Il lui était déplaisant qu’on estropiât les noms propres. L’amiral Maxse s’obstinait à appeler Schwob « mossier Schwaba ». Meredith le reprenait, en épelant à pleins poumons : « S, tcé, ha, dobble you, o, bi. » Cependant que Henry James, enchanté, rejetait la tête en arrière et riait de tout son cœur.

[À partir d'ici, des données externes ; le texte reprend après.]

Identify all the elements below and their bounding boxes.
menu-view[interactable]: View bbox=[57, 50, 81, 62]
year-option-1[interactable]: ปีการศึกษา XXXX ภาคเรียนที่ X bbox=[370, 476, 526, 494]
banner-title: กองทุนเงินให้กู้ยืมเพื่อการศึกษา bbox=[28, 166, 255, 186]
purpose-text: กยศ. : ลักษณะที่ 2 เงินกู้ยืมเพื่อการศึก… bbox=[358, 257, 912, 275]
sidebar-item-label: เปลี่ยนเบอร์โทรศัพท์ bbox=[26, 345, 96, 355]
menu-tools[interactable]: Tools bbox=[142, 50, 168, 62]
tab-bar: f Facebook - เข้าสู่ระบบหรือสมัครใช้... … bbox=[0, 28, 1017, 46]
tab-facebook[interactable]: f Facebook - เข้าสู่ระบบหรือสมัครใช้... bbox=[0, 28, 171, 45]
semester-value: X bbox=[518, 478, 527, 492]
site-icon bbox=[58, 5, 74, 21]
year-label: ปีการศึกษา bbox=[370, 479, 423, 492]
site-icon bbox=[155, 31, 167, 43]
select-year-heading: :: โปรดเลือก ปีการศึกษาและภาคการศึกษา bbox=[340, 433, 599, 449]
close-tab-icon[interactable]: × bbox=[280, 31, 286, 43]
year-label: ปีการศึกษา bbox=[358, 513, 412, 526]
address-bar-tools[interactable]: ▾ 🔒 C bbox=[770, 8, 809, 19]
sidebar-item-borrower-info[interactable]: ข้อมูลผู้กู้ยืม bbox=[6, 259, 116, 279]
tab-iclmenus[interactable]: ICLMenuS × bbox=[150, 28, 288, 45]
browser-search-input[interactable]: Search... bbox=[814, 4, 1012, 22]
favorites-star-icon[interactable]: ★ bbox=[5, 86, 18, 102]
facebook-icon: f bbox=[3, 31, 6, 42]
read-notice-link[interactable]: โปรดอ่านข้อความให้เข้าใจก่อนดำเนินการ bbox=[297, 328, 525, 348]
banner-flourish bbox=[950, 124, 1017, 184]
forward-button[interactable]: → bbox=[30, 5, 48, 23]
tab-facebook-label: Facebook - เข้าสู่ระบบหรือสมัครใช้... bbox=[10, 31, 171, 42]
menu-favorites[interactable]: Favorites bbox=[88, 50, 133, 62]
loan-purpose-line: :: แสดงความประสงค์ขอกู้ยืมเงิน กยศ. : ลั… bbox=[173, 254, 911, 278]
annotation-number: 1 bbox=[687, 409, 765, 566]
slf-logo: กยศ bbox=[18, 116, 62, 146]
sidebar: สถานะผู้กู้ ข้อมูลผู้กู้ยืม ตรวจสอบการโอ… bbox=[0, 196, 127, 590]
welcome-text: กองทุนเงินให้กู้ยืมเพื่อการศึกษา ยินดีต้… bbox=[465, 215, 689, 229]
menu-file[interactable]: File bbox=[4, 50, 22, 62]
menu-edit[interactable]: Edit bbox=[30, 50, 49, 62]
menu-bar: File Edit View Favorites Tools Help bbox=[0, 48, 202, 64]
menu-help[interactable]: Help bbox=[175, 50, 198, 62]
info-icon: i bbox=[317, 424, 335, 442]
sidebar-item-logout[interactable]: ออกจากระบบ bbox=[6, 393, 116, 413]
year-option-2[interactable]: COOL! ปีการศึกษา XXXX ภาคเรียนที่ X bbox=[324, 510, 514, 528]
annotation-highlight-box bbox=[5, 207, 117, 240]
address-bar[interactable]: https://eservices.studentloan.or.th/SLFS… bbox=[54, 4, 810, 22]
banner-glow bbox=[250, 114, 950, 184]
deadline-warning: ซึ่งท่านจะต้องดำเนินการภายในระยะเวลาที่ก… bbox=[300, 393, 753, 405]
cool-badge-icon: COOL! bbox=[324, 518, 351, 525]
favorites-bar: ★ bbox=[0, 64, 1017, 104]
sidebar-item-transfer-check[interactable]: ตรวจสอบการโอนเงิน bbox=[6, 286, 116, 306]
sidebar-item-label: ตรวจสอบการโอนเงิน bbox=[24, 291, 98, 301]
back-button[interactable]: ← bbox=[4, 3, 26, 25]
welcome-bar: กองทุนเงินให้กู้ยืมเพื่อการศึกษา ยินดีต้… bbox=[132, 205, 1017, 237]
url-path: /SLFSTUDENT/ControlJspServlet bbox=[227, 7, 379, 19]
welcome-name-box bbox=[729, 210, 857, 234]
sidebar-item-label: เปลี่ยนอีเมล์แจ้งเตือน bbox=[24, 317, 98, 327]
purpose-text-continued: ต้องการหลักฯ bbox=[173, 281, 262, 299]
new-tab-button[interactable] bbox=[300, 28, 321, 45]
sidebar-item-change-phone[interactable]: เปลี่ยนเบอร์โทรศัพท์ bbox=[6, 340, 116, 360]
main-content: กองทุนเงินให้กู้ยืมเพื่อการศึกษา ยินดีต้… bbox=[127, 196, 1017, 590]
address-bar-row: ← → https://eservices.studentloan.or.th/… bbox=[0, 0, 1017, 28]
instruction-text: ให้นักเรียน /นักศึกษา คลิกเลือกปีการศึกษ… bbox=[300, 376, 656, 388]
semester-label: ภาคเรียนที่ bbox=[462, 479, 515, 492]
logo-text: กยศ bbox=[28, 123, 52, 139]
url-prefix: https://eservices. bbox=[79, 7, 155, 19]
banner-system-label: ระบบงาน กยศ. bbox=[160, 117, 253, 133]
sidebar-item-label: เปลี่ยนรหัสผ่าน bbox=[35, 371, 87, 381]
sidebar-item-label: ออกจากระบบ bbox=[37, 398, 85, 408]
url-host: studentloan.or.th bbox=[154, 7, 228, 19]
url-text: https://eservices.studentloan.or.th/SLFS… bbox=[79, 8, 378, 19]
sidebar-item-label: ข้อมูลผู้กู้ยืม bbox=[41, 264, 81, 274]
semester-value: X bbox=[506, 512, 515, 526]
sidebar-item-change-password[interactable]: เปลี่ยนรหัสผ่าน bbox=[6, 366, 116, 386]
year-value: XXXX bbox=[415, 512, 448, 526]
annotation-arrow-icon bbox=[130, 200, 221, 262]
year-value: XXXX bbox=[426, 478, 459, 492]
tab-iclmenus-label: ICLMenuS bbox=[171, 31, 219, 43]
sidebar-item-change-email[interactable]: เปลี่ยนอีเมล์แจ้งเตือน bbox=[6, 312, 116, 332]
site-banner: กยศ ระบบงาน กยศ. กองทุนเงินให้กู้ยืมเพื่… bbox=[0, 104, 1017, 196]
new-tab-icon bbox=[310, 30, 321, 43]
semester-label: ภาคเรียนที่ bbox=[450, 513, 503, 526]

Pendant notre séjour à Londres, Meredith fit l’effort de venir de Boxhill, dîner et passer la soirée avec nous. À l’appel de mon père et de Henry James, un grand nombre de ses admirateurs étaient accourus pour lui rendre hommage. Car, s’il n’avait pas atteint le très grand public, — ce qui, de son vivant, vu la forme de sa pensée, était difficile, — il possédait cependant la gloire la plus enviable : une suprématie reconnue par l’élite. Je renonce à exprimer la beauté, la suprême élégance de ce vieillard nerveux et sagace, au front couronné par le génie, accueillant ces hommages et remerciant d’un sourire. C’est la plus haute expression de la civilisation, quand la beauté féminine entoure et salue l’intelligence créatrice et subtile. Il y eut là quelques heures d’une discrète apothéose, à laquelle le grand homme parut sensible. Mais il arrivera pour Meredith ce qui est arrivé pour Stendhal. Dans cinquante ans d’ici, ses prétendues obscurités qui ne sont que des ellipses à double évolution, seront éclaircies. Ses personnages rayonneront de l’intense lumière dorée des chefs-d’œuvre. Ses Comédiens tragiques, l’Égoïste, le Mariage ahurissant, Diana of the Crossway susciteront une foule de commentateurs. Leur auteur apparaîtra comme le Rembrandt de la splendeur écrite, comme un des révélateurs de l’homme à l’homme.